JasonS, sorry about hearing of your condition. Hope the prognosis is good and that your health improves. Don't worry about how we may have taken your comments, after all this is the internet and most of the stuff being typed here is good fun!
That being said... The New King Lives in the .375 Ruger!
the new king is taking off! burger king?
The 'New King' is taking off on another trip promoting margarine.......'pretend' butter.
Real men shoot Hollands superb .375.
Wannabes shoot the Ruger .375 Pretender.![]()
For myself I now have a hardtime with a superfluous belt on a brass case. When I was a teenager it was one of those cool phrases "Joe shoots a belted magnum!" I'm an accuracy junky and a case that is headspacing on it's shoulder is always gonna have a better chance at being accurate. That's factory or virgin loaded brass not fireformed. All fireformed and neck sized brass will be accurate. But to go buy factory ammo only the edge goes to beltless.
I'll bet the same verbage was used when the 30-06 was bested by the 308Win! Same thing shorter case ,new wildcat !
Bob
The .375 H&H was only the second cartridge to feature a belt, if I remember correctly, and it was purely functional. The H&H uses a belt due to it's small shoulder, which improves feeding to silky smoothness, as an insurance policy when chambering a round hard in DG situations. All the .300 Win Mag snipers seem to have no issue with belts either...It was a fad on the "belted mags" of the mid 20th century, but not on the H&H.
Ardent my potential accuracy comparison is based on mass produced hunting grade rifles. Even the term "sniper" precludes those rifles from being used in a comparison because by their very nature sniper rifles are built specifically for accuracy and therefore on a higher level than a mass produced hunting rifle. My theory is based on bone stock rifles and factory ammo only.
But nice try though..........![]()
For myself I now have a hardtime with a superfluous belt on a brass case. When I was a teenager it was one of those cool phrases "Joe shoots a belted magnum!" I'm an accuracy junky and a case that is headspacing on it's shoulder is always gonna have a better chance at being accurate. That's factory or virgin loaded brass not fireformed. All fireformed and neck sized brass will be accurate. But to go buy factory ammo only the edge goes to beltless.
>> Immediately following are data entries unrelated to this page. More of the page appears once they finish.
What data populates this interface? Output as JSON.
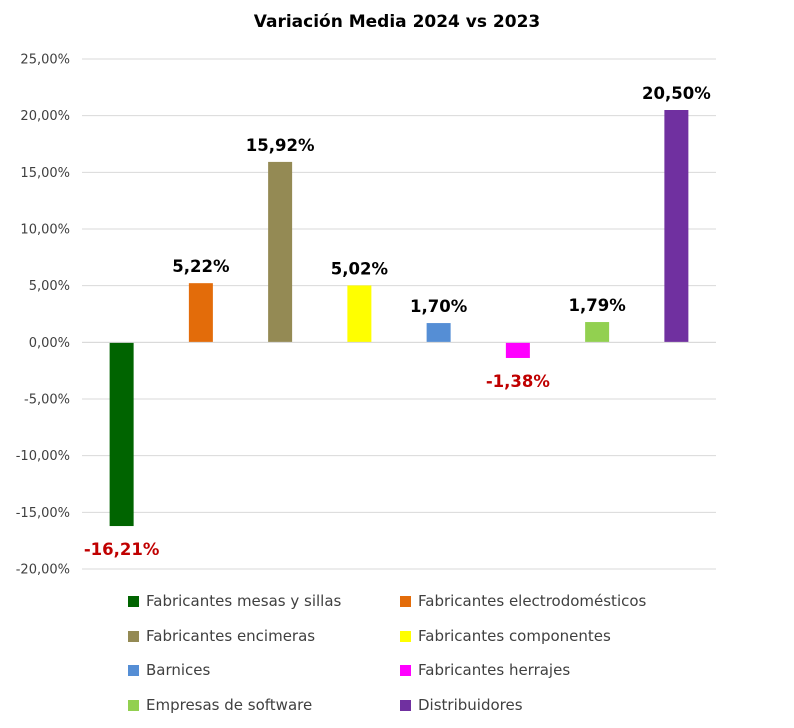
{
  "chart_data": {
    "type": "bar",
    "title": "Variación Media 2024 vs 2023",
    "categories": [
      "Fabricantes mesas y sillas",
      "Fabricantes electrodomésticos",
      "Fabricantes encimeras",
      "Fabricantes componentes",
      "Barnices",
      "Fabricantes herrajes",
      "Empresas de software",
      "Distribuidores"
    ],
    "values": [
      -16.21,
      5.22,
      15.92,
      5.02,
      1.7,
      -1.38,
      1.79,
      20.5
    ],
    "data_labels": [
      "-16,21%",
      "5,22%",
      "15,92%",
      "5,02%",
      "1,70%",
      "-1,38%",
      "1,79%",
      "20,50%"
    ],
    "colors": [
      "#006400",
      "#e36c0a",
      "#948a54",
      "#ffff00",
      "#558ed5",
      "#ff00ff",
      "#92d050",
      "#7030a0"
    ],
    "positive_label_color": "#000000",
    "negative_label_color": "#c00000",
    "ylim": [
      -20,
      25
    ],
    "yticks": [
      25,
      20,
      15,
      10,
      5,
      0,
      -5,
      -10,
      -15,
      -20
    ],
    "ytick_labels": [
      "25,00%",
      "20,00%",
      "15,00%",
      "10,00%",
      "5,00%",
      "0,00%",
      "-5,00%",
      "-10,00%",
      "-15,00%",
      "-20,00%"
    ],
    "xlabel": "",
    "ylabel": "",
    "grid": true,
    "legend_position": "bottom"
  }
}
Not a "try", I've owned probably a hundred rifles by now, and never once noticed any accuracy difference between belted and standard. I do a lot of shooting, and my most accurate rifle is a belted .375 H&H. It makes absolutely zero difference, especially if that brass has been fired once. Hunting's my #1 preoccupation, couldn't care less about a 0.0005 MOA difference, if it existed.![]()
Speaking as an avid hunter and frequent F-class competitor, I have to totally disagree with this statement.
Some of the most consistently accurate rifles I have ever owned have been or are belted magnums, regardless of whether the belt is responsible for that or not. If you don't like belted cartridges that is your choice.
As far as I'm concerned if a cartridge / rifle is really accurate, I'll take it belt or no belt....
Thanks for helping me make my point. I'm using stock hunting rifles and factory (new not fire formed and neck sized) ammo. Once you fire form a belted case it is now equal to a factory beltless that headspaces on the shoulder and therefor more concentric to the bore.
Nope, you're moving back to out to lunch/making me groan territory, and I though you were just coming back. There's not a speck of difference bud, but you can tell yourself there is if you really, really like.What you're telling me is you're a shooter that buys the hype. My comment only refers to if one were chasing bench rest scores, to the .0005 MOA stuff I was talking about, even then I say that in jest. The best groups any of my hunting rifles have ever fired come from my .375 H&H Ruger RSM, with virgin/unfired brass. As even an F Class shooter just told you, there's no difference.
Gatehouse: I've shot WAAAAAAY too many belted magnum rounds with superb accuracy to believe that eliminating the belt is going to work miracles for accuracy in a hunting rifle.